Mi madre es ilustradora de libros infantiles. Tiene su estudio en casa, con una gran mesa repleta de dibujos y botes de pintura. En un rincón, al lado de la biblioteca, ha dispuesto lo que llama «el salón de lectura», con dos cómodas butacas y una mesita baja. Tenemos acceso a él desde que éramos unos críos. A mi madre no la distrae que mi hermana y yo nos sentemos a leer mientras ella trabaja. Al contrario: dice que se concentra mucho mejor cuando sus hijos están allí cerca, sumergidos en las historias de un libro que ella, más pronto o más tarde, puede ilustrar. Mi madre tiene muchas teorías estrafalarias que, según mi padre, proceden de su época en Londres.

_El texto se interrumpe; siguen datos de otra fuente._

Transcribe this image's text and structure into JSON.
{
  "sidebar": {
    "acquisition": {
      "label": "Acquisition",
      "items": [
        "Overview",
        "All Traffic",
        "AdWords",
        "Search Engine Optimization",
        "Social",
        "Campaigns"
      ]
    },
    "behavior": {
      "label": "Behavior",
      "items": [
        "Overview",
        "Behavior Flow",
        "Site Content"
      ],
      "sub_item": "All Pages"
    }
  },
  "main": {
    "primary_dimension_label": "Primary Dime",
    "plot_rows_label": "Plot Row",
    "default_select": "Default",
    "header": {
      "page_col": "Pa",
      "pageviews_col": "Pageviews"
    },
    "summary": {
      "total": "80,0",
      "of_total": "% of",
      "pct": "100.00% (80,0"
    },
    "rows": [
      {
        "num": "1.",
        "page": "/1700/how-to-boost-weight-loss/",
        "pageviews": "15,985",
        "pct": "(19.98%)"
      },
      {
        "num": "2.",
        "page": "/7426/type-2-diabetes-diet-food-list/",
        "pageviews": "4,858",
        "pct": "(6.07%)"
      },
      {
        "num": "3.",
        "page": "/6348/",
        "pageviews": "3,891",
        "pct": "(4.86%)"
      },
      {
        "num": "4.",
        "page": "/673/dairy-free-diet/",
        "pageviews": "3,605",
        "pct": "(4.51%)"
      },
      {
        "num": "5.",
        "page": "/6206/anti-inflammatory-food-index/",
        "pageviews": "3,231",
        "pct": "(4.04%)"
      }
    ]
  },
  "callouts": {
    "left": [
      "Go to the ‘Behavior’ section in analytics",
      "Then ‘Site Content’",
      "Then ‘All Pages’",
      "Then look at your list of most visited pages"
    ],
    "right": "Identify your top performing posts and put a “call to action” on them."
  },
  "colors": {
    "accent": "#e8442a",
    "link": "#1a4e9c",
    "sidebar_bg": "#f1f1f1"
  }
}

—Existe un mundo real, el de la vida cotidiana, y otro etéreo, el mundo de los libros y la literatura. Ambos se comunican y son vitales para sobrevivir. Resulta mágico el momento en que los dos mundos coinciden en el tiempo y en el espacio. Eso sucede cuando alguien lee. El lector se sienta en un rincón del tiempo real, bien acomodado en una butaca real, delante de un objeto real que se llama libro y es de papel y tiene páginas y pesa. Pero su mente no está en el mundo real, sino en el etéreo. El cuerpo está aquí y la mente allá, en la otra dimensión. Y es entonces cuando los dos mundos conviven y se tocan. Y este hecho provoca una extraña reacción que se condensa en el ambiente y fomenta la creatividad, tanto del lector como de quien le observa. Cuando uno de mis hijos lee o dibuja a mi lado, el mundo etéreo se hace respirable, como si de algún modo se materializase, y en ese momento me siento más capacitada para representar las imágenes de las historias que ilustro. Es extraño, pero es así.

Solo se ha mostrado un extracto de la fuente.